Le cosiddette anomalie citate dai sostenitori dell’ipotesi artificiale trovano spiegazioni naturali. L’allineamento con il piano dell’eclittica rientra nelle possibilità statistiche: molti oggetti provenienti da altre stelle possono incrociare il nostro sistema in angoli variabili, ma le probabilità di un angolo piccolo non sono nulle. Le anticode osservate sono il risultato dell’espulsione di grani di polvere relativamente grandi, che vengono spinti via lentamente dalla pressione della radiazione solare; per un certo periodo questi grani appaiono come un getto rivolto verso il Sole. Le variazioni di luminosità e colore dipendono dall’attività della chioma: quando la cometa si avvicina al Sole, i getti aumentano di intensità e la chioma diventa più brillante e di colore più blu, effetto già osservato in altre comete.

Gli astronomi hanno inoltre notato che 3I/ATLAS emette più carbonio che acqua rispetto alle comete del Sistema solare e che produce una quantità relativamente elevata di nichel. Questi dati sono “interessanti” e meritano ulteriori studi, ma non implicano in alcun modo l’esistenza di una tecnologia avanzata; al contrario, rappresentano un’opportunità per comprendere come i materiali nei dischi protoplanetari di altri sistemi si differenzino dal nostro.

Un’opportunità scientifica
Al di là delle fantasiose supposizioni, 3I/ATLAS offre agli astronomi una finestra unica sulla chimica di altri sistemi stellari. Studiando i gas e le polveri rilasciati dalla cometa, i ricercatori possono confrontare gli elementi e le molecole presenti con quelli delle comete del Sistema solare e testare i modelli di formazione planetaria. L’occasione di osservare un oggetto che nasce sotto un’altra stella e che passa per un breve periodo vicino ai nostri strumenti è estremamente rara; per questo quasi tutti i telescopi – dalle missioni su Marte a quelli in orbita attorno alla Terra – sono stati coinvolti nella campagna di osservazione.
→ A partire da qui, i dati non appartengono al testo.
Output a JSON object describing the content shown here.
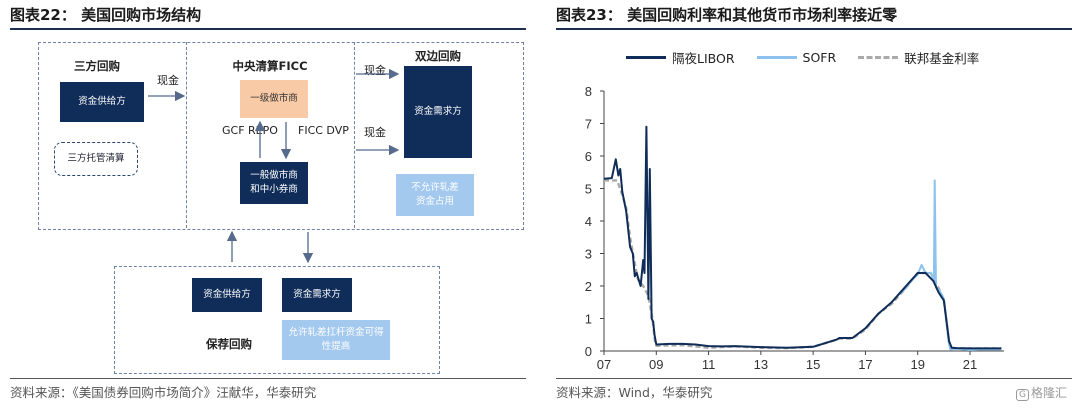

Gli scienziati sottolineano che non c’è alcun pericolo: la cometa rimarrà sempre distante e, dopo la metà di dicembre, diventerà nuovamente invisibile anche ai più potenti telescopi. Ciò che resterà sarà un patrimonio di dati che permetterà di comprendere meglio la diversità dei materiali nei sistemi planetari e di affinare le tecniche con cui in futuro si cercheranno tracce di vita altrove. In questo senso, 3I/ATLAS non è una navicella aliena ma un messaggero naturale che porta con sé indizi sull’evoluzione di mondi lontani e sulla nostra stessa curiosità di esplorare l’universo.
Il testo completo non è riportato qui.